Ordained in 1967, Bishop Haines served in two churches in New York before moving to Rutherfordton, N.C., where he ministered to black and white congregations. In 1981, he was named deputy to the bishop of the Diocese of Western North Carolina and developed a reputation as an excellent administrator.

Five years later, he was elected suffragan bishop, or second in command of the Washington diocese, which includes the District and four counties in Maryland. In his "vision statement" for the diocese, Bishop Haines declared that his goal was to build a community "where all are accepted and none are despised."

Bishop Haines helped put the diocese on sound financial footing and supervised the affairs of the National Cathedral and its three schools. He appeared in the pulpit with Nobel Peace Prize laureate Desmond Tutu in South Africa and raised more than $1 million for hurricane relief in Central America.

In 1992, he named Jane Holmes Dixon suffragan bishop, the first woman to hold that title in the Washington diocese. After he retired in 2000, he moved to Pennsylvania and returned to parish ministry in Lancaster and Manheim, serving until shortly before his death.

In 1994, his son Jeffrey sued an Episcopal priest and other church leaders in North Carolina, saying he had been sexually molested for 12 years. The case was settled out of court.

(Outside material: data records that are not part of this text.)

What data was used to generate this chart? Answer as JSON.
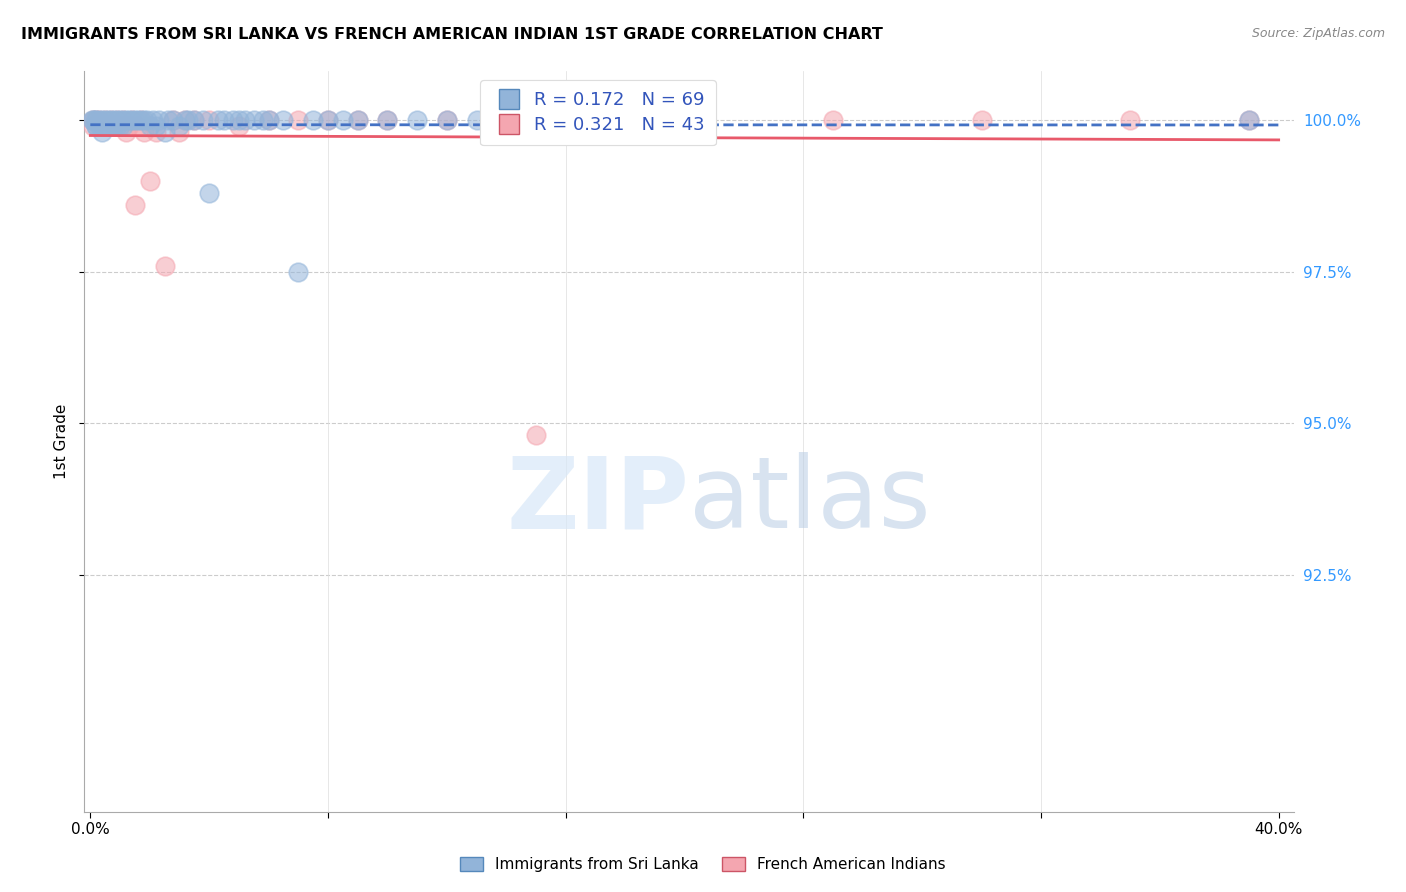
{
  "title": "IMMIGRANTS FROM SRI LANKA VS FRENCH AMERICAN INDIAN 1ST GRADE CORRELATION CHART",
  "source": "Source: ZipAtlas.com",
  "ylabel": "1st Grade",
  "ylim": [
    0.886,
    1.008
  ],
  "xlim": [
    -0.002,
    0.405
  ],
  "yticks": [
    1.0,
    0.975,
    0.95,
    0.925
  ],
  "ytick_labels": [
    "100.0%",
    "97.5%",
    "95.0%",
    "92.5%"
  ],
  "xtick_labels": [
    "0.0%",
    "",
    "",
    "",
    "",
    "",
    "40.0%"
  ],
  "legend1_R": "0.172",
  "legend1_N": "69",
  "legend2_R": "0.321",
  "legend2_N": "43",
  "blue_color": "#92B4D9",
  "pink_color": "#F4A6B0",
  "blue_line_color": "#4472C4",
  "pink_line_color": "#E8596A",
  "blue_scatter_alpha": 0.55,
  "pink_scatter_alpha": 0.55,
  "scatter_size": 180,
  "sri_lanka_x": [
    0.0005,
    0.001,
    0.0015,
    0.002,
    0.002,
    0.002,
    0.003,
    0.003,
    0.004,
    0.004,
    0.004,
    0.005,
    0.005,
    0.006,
    0.006,
    0.007,
    0.007,
    0.008,
    0.008,
    0.009,
    0.009,
    0.01,
    0.01,
    0.011,
    0.011,
    0.012,
    0.013,
    0.014,
    0.015,
    0.016,
    0.017,
    0.018,
    0.019,
    0.02,
    0.021,
    0.022,
    0.023,
    0.025,
    0.026,
    0.028,
    0.03,
    0.032,
    0.033,
    0.035,
    0.038,
    0.04,
    0.043,
    0.045,
    0.048,
    0.05,
    0.052,
    0.055,
    0.058,
    0.06,
    0.065,
    0.07,
    0.075,
    0.08,
    0.085,
    0.09,
    0.1,
    0.11,
    0.12,
    0.13,
    0.14,
    0.15,
    0.16,
    0.2,
    0.39
  ],
  "sri_lanka_y": [
    1.0,
    1.0,
    1.0,
    1.0,
    0.999,
    0.999,
    1.0,
    0.999,
    1.0,
    0.999,
    0.998,
    1.0,
    0.999,
    1.0,
    0.999,
    1.0,
    0.999,
    1.0,
    0.999,
    1.0,
    0.999,
    1.0,
    0.999,
    1.0,
    0.999,
    1.0,
    1.0,
    1.0,
    1.0,
    1.0,
    1.0,
    1.0,
    1.0,
    0.999,
    1.0,
    0.999,
    1.0,
    0.998,
    1.0,
    1.0,
    0.999,
    1.0,
    1.0,
    1.0,
    1.0,
    0.988,
    1.0,
    1.0,
    1.0,
    1.0,
    1.0,
    1.0,
    1.0,
    1.0,
    1.0,
    0.975,
    1.0,
    1.0,
    1.0,
    1.0,
    1.0,
    1.0,
    1.0,
    1.0,
    1.0,
    1.0,
    1.0,
    1.0,
    1.0
  ],
  "french_x": [
    0.001,
    0.001,
    0.002,
    0.003,
    0.004,
    0.005,
    0.006,
    0.007,
    0.008,
    0.009,
    0.01,
    0.011,
    0.012,
    0.013,
    0.014,
    0.015,
    0.016,
    0.017,
    0.018,
    0.02,
    0.022,
    0.025,
    0.028,
    0.03,
    0.032,
    0.035,
    0.04,
    0.05,
    0.06,
    0.07,
    0.08,
    0.09,
    0.1,
    0.12,
    0.14,
    0.16,
    0.18,
    0.2,
    0.25,
    0.3,
    0.35,
    0.39,
    0.15
  ],
  "french_y": [
    1.0,
    0.999,
    1.0,
    1.0,
    0.999,
    1.0,
    0.999,
    1.0,
    0.999,
    1.0,
    0.999,
    1.0,
    0.998,
    0.999,
    1.0,
    0.986,
    0.999,
    1.0,
    0.998,
    0.99,
    0.998,
    0.976,
    1.0,
    0.998,
    1.0,
    1.0,
    1.0,
    0.999,
    1.0,
    1.0,
    1.0,
    1.0,
    1.0,
    1.0,
    1.0,
    1.0,
    1.0,
    1.0,
    1.0,
    1.0,
    1.0,
    1.0,
    0.948
  ]
}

In addition to his son Thomas Jeffrey Haines of Kittery Point, Maine, Bishop Haines's survivors include his wife of 51 years, Mary T. Haines of Lancaster; five other children, Jennifer Haines Tozier of Advance, N.C., Alicia Haines Pearson and Ronald Gregory Haines, both of Tacoma, Wash., Jonathan Andrew Haines of Portland, Ore., and Peter Joshua Haines of Rockville; 16 grandchildren; and two great-grandchildren.